I was certain at the time that it would be the last time I’d see him, and I was right. It seemed a good way to end. I saw the closing performance.

On the morning of his death, after the phone call I had with his brother-in-law Vic, who is also my friend, I took my family to the Renaissance Faire. It seemed fitting; Tom loved the Renaissance Faire. He loved the swordplay and the costumes and the customs. I thought about him all day, of course, but it didn’t feel like he was gone. It still doesn’t. When I took him out for that steak dinner, I kept a pledge I’d made long ago, when my father was dying, to ask people when the time seemed right what they thought about death, and what happened after. Here’s what I can share happily among those of us who loved Tom: No, Tom didn’t have religion — but he had science. He told me that he believed in quantum physics, which has it that time is constant and ever-branching, and that therefore each of us is always splintering off into new versions of ourselves created by different paths taken, and that each of those is always here because time is flat. If this is true, then Tom is still here, and perhaps many Toms, and among those many Toms, one of them right now is building that third theatre with me.

I wonder what we’re rehearsing.

8 Responses to “A birthday celebration”

  1. Peggy Says:

    Thank you Lee. That was lovely
    Peggy (Tom’s sister)

  2. Don Randall Says:

    a more fitting tribute I cannot imagine,thank you for sharing such a intimate illumination of your very good friend. Only knowing of Tom via your memories,I can only say thanks for allowing all who read this a small glimpse into the heart of what friendship & art creates.

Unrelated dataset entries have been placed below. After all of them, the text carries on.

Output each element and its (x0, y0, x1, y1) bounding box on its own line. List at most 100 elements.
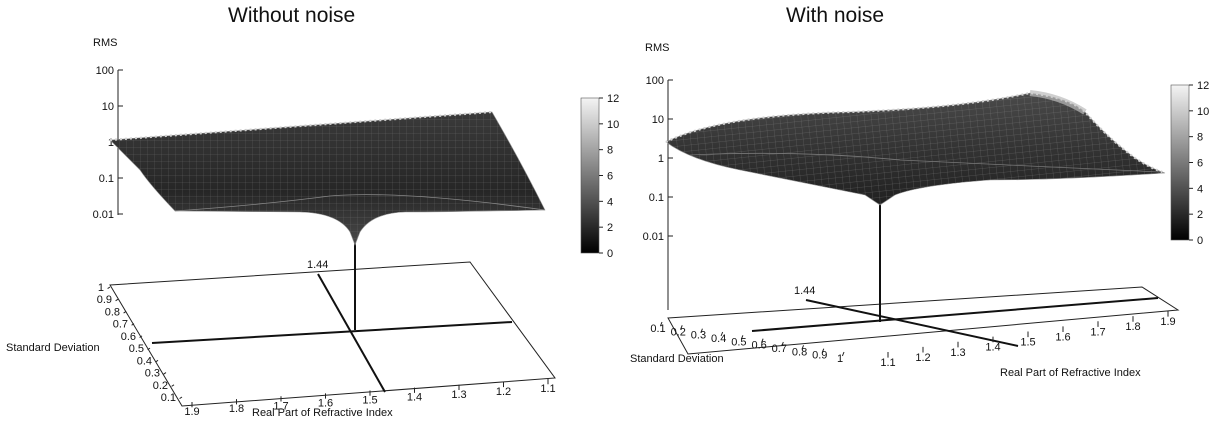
z-axis-ticks: 100 10 1 0.1 0.01 (643, 75, 673, 243)
y-tick-label: 0.5 (731, 336, 746, 348)
x-tick-label: 1.5 (362, 395, 377, 407)
colorbar-ticks: 12 10 8 6 4 2 0 (599, 93, 619, 260)
y-tick-mark (123, 311, 127, 314)
x-tick-label: 1.2 (915, 352, 930, 364)
colorbar-tick-label: 4 (1197, 183, 1203, 195)
y-axis-label: Standard Deviation (630, 353, 724, 365)
colorbar-tick-label: 6 (607, 171, 613, 183)
x-tick-label: 1.4 (407, 392, 422, 404)
y-tick-mark (171, 384, 175, 387)
y-tick-mark (155, 359, 159, 363)
z-tick-label: 100 (646, 75, 664, 87)
y-tick-mark (107, 286, 111, 290)
y-tick-label: 0.9 (97, 294, 112, 306)
y-tick-mark (139, 335, 143, 338)
y-tick-label: 0.9 (812, 350, 827, 362)
x-tick-label: 1.6 (318, 397, 333, 409)
y-tick-label: 1 (98, 282, 104, 294)
colorbar-tick-label: 10 (1197, 106, 1209, 118)
y-tick-mark (761, 338, 764, 343)
surface-edge-ticks (109, 110, 493, 142)
x-tick-label: 1.1 (880, 357, 895, 369)
y-tick-label: 0.3 (145, 368, 160, 380)
x-tick-label: 1.7 (1090, 326, 1105, 338)
y-tick-label: 0.4 (137, 355, 152, 367)
y-tick-mark (841, 351, 845, 357)
min-x-line (805, 299, 1019, 347)
z-tick-label: 0.1 (99, 173, 114, 185)
y-tick-mark (740, 335, 744, 340)
y-tick-label: 0.6 (751, 340, 766, 352)
y-axis-ticks: 0.1 0.2 0.3 0.4 0.5 0.6 0.7 0.8 0.9 1 (650, 321, 845, 365)
base-plane (667, 286, 1180, 355)
y-tick-label: 1 (837, 353, 843, 365)
colorbar-tick-label: 2 (1197, 209, 1203, 221)
min-y-line (751, 297, 1159, 332)
z-tick-label: 0.01 (93, 209, 114, 221)
y-tick-mark (147, 347, 151, 351)
z-tick-label: 10 (102, 101, 114, 113)
z-tick-label: 0.1 (649, 192, 664, 204)
y-tick-label: 0.1 (161, 392, 176, 404)
y-tick-mark (720, 331, 724, 337)
y-tick-label: 0.5 (129, 343, 144, 355)
x-tick-label: 1.3 (451, 389, 466, 401)
y-tick-mark (821, 348, 825, 353)
y-tick-label: 0.8 (105, 306, 120, 318)
marker-label: 1.44 (307, 259, 328, 271)
colorbar-tick-label: 0 (607, 248, 613, 260)
y-tick-label: 0.4 (711, 333, 726, 345)
x-axis-label: Real Part of Refractive Index (252, 407, 393, 419)
y-tick-mark (163, 372, 167, 375)
colorbar-ticks: 12 10 8 6 4 2 0 (1189, 80, 1209, 247)
colorbar-tick-label: 8 (607, 145, 613, 157)
x-tick-label: 1.1 (540, 383, 555, 395)
y-tick-label: 0.2 (671, 326, 686, 338)
y-tick-mark (700, 328, 703, 333)
x-tick-label: 1.4 (985, 342, 1000, 354)
colorbar-tick-label: 0 (1197, 235, 1203, 247)
colorbar-tick-label: 10 (607, 119, 619, 131)
surface-mesh (110, 112, 545, 245)
colorbar-tick-label: 6 (1197, 158, 1203, 170)
x-tick-label: 1.9 (184, 406, 199, 418)
y-axis-label: Standard Deviation (6, 342, 100, 354)
z-tick-label: 0.01 (643, 231, 664, 243)
x-tick-label: 1.7 (273, 400, 288, 412)
y-tick-mark (781, 341, 784, 347)
y-tick-label: 0.7 (772, 343, 787, 355)
surface-mesh (666, 93, 1165, 205)
chart-title-with-noise: With noise (786, 4, 885, 27)
colorbar-tick-label: 8 (1197, 132, 1203, 144)
x-axis-ticks: 1.9 1.8 1.7 1.6 1.5 1.4 1.3 1.2 1.1 (184, 379, 556, 418)
base-plane (109, 261, 556, 407)
y-tick-mark (115, 298, 119, 302)
chart-title-without-noise: Without noise (228, 4, 356, 27)
min-x-line (317, 273, 386, 393)
y-tick-label: 0.7 (113, 319, 128, 331)
y-tick-mark (801, 345, 805, 350)
surface-highlight (1029, 90, 1087, 115)
z-tick-label: 100 (96, 65, 114, 77)
x-tick-label: 1.9 (1160, 316, 1175, 328)
z-axis-label: RMS (93, 37, 117, 49)
y-tick-label: 0.2 (153, 380, 168, 392)
y-tick-label: 0.3 (691, 330, 706, 342)
min-y-line (151, 321, 513, 344)
y-tick-mark (659, 321, 663, 327)
x-tick-label: 1.8 (1125, 321, 1140, 333)
surface-ridge (689, 152, 1161, 173)
z-tick-label: 1 (658, 153, 664, 165)
y-tick-label: 0.1 (650, 323, 665, 335)
x-tick-label: 1.6 (1055, 331, 1070, 343)
y-tick-mark (131, 323, 135, 326)
x-tick-label: 1.2 (496, 386, 511, 398)
surface-ridge (174, 194, 546, 212)
y-tick-mark (179, 396, 183, 400)
x-axis-label: Real Part of Refractive Index (1000, 367, 1141, 379)
z-tick-label: 1 (108, 137, 114, 149)
colorbar (580, 97, 600, 254)
colorbar-tick-label: 12 (1197, 80, 1209, 92)
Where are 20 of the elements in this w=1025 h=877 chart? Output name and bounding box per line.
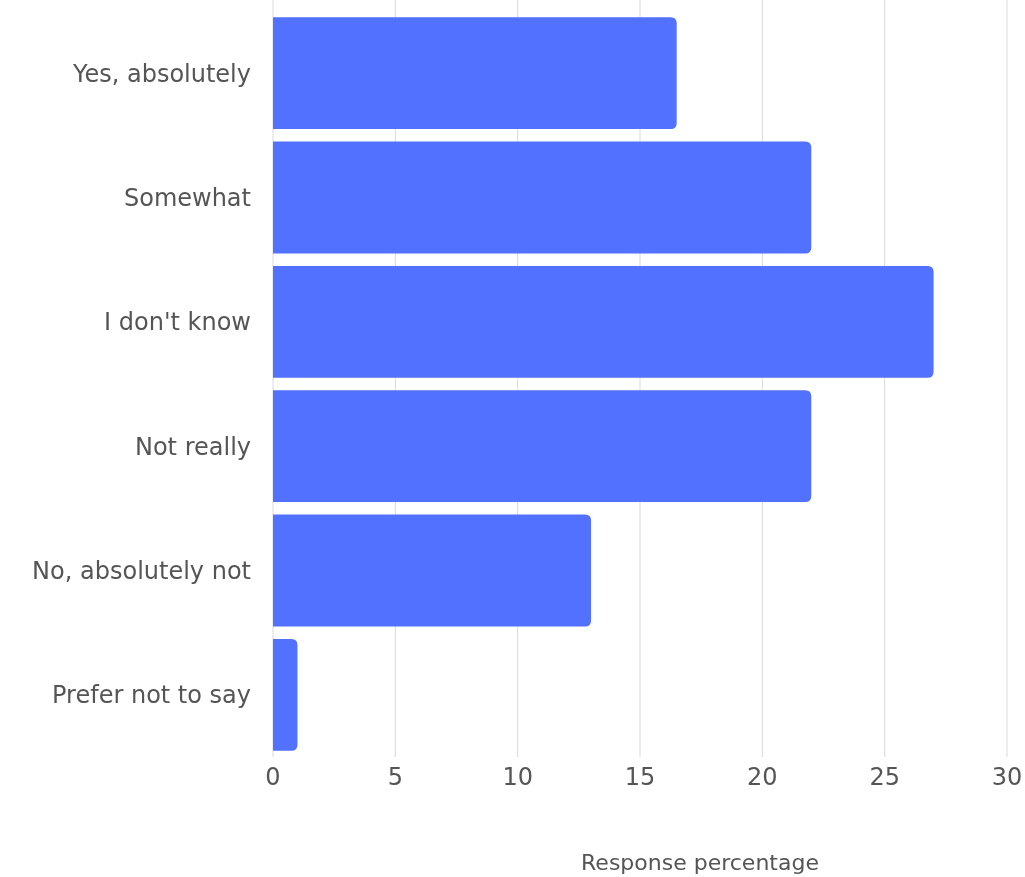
y-tick-label: Prefer not to say	[52, 681, 251, 710]
y-tick-label: Not really	[134, 432, 251, 461]
y-tick-label: Yes, absolutely	[71, 59, 251, 88]
x-tick-label: 0	[265, 763, 281, 791]
y-tick-label: No, absolutely not	[32, 556, 251, 585]
x-tick-label: 15	[624, 763, 656, 791]
bar	[273, 17, 677, 130]
x-tick-label: 25	[869, 763, 900, 791]
bar	[273, 390, 812, 503]
x-tick-label: 20	[747, 763, 778, 791]
x-tick-label: 5	[387, 763, 403, 791]
x-tick-label: 30	[991, 763, 1023, 791]
bar	[273, 638, 298, 751]
bar	[273, 514, 592, 627]
y-tick-label: I don't know	[104, 308, 251, 337]
x-axis-title: Response percentage	[581, 850, 819, 875]
y-tick-label: Somewhat	[123, 183, 251, 212]
bar	[273, 265, 934, 378]
bar	[273, 141, 812, 254]
x-tick-label: 10	[502, 763, 533, 791]
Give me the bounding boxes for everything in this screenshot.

  3. Claire Warfel (Another sister) Says:

    Thank you so much for being so transparent, and allowing a window into your friendship and experiences with Tom. It is obvious you gave Tom a great gift through your love and deep, lasting friendship. What a blessing to have you as a friend. You have comforted me in sharing this blog. :).

  4. Mary Says:

    Thank you so much for this. I so enjoy reading what ever anyone wants to say about Tom. It is always entertaining and an inspiration to me. What a gift he was and still is to me

  5. Joan Kovats Says:

    This is wonderful Lee. I thought of him on his birthday also. How wonderful to share those memories. I will share it with Rodger Gibson; I know he will enjoy it also. Even though I no longer live in LA, we kept in touch, and he was such a good friend. I miss him.

  6. Jim Markley Says:

    I’m so sorry for the loss of your friend. There is little that I can say that you have not already more eloquently shared. Thank you for sharing some of wonderful moments that make up friendship that both of you cherished. My prayers for you and his family.

  7. Michael Kranes Says:

    Thanks Lee for these words. I enjoyed learning more about Tom and your deep friendship. I had no idea Tom had passed. I just learned today from FaceBook posts, I believe left on what would be his 60th birthday. He was a wonderful actor and person. I am so grateful for his work and yours on Big Bear and the Other. He brought his own genius to the role of Bishop Bob. What a great spirit. He is missed by many.

  8. Lee Wochner Says:

    Thanks, Michael. Yes, I loved him, and I loved him in your play. Directing your show was meaningful for me in many, many ways.